Jesus
queria mostrar o caminho às pessoas, os pontos de apoio correctos para uma vida
plena [...]. Certa vez, subiu a uma montanha, e o seu sermão abriu, de certa
forma, um novo capítulo.
Não há dúvida
de que o Sermão da Montanha ocupa um lugar simbólico. Mais ainda: com esse
sermão, irrompe uma nova etapa da humanidade, que é possível porque Deus se une
aos homens. Ele não se situa apenas no mesmo nível que Moisés, o que, para os ouvintes,
certamente já não era fácil de assimilar, mas fala das alturas do autêntico legislador,
do próprio Deus. Neste sentido, o Sermão da Montanha é, em muitos aspectos, a
expressão mais vigorosa da sua reivindicação divina [como Filho de Deus]; o
Senhor afirma que, a partir desse momento, a Lei do Antigo Testamento encontra
a sua mais profunda explicação e a sua vigência universal, não por uma
intervenção humana, mas graças ao próprio Deus.
As pessoas
compreendem isso.

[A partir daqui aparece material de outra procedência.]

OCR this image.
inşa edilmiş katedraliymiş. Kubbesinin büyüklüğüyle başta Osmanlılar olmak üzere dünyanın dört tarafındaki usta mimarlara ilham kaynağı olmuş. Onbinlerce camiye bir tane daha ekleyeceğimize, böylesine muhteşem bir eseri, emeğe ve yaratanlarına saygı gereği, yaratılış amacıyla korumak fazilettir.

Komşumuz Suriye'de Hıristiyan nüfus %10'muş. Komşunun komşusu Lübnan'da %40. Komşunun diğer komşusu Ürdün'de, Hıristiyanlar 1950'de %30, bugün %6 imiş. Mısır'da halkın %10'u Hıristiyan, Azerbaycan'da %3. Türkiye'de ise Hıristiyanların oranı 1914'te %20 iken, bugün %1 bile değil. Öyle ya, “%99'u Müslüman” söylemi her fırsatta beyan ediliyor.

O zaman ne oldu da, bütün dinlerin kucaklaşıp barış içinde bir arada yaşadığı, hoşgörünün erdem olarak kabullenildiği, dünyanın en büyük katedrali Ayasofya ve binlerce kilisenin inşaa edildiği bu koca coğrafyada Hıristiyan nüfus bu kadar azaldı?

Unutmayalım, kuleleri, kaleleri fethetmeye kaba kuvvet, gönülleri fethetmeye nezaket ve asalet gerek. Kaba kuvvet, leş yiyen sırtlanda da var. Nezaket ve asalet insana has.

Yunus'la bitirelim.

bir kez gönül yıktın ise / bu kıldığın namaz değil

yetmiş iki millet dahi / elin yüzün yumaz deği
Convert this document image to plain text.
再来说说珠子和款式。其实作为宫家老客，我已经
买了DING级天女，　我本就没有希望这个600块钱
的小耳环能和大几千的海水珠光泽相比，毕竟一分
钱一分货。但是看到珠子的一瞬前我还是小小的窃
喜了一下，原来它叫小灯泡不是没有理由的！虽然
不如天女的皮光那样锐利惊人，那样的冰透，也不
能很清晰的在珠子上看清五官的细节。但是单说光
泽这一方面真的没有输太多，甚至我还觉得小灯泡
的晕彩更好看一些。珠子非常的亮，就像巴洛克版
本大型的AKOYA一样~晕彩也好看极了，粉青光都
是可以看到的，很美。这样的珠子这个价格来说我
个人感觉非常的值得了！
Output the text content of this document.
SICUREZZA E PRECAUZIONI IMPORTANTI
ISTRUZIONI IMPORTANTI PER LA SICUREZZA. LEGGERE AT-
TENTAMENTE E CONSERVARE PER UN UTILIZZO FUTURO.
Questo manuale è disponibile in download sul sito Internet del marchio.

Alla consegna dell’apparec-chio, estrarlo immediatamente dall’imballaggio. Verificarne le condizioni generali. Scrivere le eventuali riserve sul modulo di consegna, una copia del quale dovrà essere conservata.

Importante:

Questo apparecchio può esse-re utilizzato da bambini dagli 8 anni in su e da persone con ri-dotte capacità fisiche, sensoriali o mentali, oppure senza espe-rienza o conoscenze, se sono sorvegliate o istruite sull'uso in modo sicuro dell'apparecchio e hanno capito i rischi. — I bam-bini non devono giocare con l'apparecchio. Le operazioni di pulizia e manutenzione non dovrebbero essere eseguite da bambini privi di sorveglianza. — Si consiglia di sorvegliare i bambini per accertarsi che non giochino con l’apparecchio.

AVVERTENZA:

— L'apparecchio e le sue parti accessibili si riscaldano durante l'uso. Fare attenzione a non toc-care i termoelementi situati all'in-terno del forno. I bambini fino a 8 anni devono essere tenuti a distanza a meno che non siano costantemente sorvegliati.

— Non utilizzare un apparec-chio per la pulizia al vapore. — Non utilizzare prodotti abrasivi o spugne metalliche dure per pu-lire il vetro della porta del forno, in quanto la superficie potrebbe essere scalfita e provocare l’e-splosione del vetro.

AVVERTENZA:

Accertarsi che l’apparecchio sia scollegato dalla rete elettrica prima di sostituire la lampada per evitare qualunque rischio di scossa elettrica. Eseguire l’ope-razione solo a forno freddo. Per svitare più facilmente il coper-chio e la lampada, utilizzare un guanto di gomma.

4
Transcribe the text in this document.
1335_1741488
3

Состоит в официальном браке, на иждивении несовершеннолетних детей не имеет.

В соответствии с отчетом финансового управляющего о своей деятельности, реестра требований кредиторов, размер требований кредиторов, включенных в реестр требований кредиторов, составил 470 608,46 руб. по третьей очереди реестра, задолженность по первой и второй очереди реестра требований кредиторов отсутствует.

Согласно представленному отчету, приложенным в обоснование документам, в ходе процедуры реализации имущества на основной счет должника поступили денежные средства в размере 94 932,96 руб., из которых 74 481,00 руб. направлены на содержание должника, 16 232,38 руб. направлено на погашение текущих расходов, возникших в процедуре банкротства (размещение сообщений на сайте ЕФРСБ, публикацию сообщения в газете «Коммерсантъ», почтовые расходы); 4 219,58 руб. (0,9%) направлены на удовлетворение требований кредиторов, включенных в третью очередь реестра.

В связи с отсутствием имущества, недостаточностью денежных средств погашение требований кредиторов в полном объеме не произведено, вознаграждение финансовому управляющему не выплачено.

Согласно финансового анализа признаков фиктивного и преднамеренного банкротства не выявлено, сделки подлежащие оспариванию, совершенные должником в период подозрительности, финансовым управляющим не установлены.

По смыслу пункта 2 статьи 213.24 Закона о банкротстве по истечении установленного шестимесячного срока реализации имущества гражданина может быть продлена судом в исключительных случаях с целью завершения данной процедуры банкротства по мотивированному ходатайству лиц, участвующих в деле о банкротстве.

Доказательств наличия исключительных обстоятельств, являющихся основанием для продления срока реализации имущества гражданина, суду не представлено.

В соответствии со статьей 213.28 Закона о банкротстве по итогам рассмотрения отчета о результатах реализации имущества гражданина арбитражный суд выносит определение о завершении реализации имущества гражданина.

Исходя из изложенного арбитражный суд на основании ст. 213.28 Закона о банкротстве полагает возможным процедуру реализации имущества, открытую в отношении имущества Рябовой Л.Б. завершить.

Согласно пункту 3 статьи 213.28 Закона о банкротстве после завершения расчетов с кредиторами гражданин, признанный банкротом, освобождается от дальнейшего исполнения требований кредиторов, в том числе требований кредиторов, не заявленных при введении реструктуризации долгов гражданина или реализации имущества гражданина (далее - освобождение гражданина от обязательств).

E percebem também com muita força, digamos, o duplo aspecto
do Sermão da Montanha: que essa mensagem traz consigo uma nova intimidade, um
novo amadurecimento e bondade, uma libertação daquilo que é apenas superficial
e externo; e, ao mesmo tempo, um novo nível de exigência, uma exigência tão
fora de proporções que quase esmaga a pessoa.
Quando o
Senhor diz: "Já não vos digo apenas: Não podes cometer adultério, mas nem sequer
olhar a mulher com desejo"; quando diz: "Não somente não matarás,
como nem sequer guardarás rancor ao próximo"; e quando diz: "Não basta
o olho por olho e dente por dente, mas, quando alguém te bater numa das faces,
oferece-lhe a outra", somos confrontados com uma exigência que, embora dotada
de uma grandeza que provoca admiração, parece desmedida para o ser humano. Ou
pelo menos o seria, se Jesus Cristo já não a tivesse experimentado antes e se
não fosse uma consequência do encontro pessoal com Deus. Aqui vemos realmente a
condição divina de Cristo: não é mais outro enviado [de Deus], mas o
definitivo, e nEle se manifesta o próprio Deus.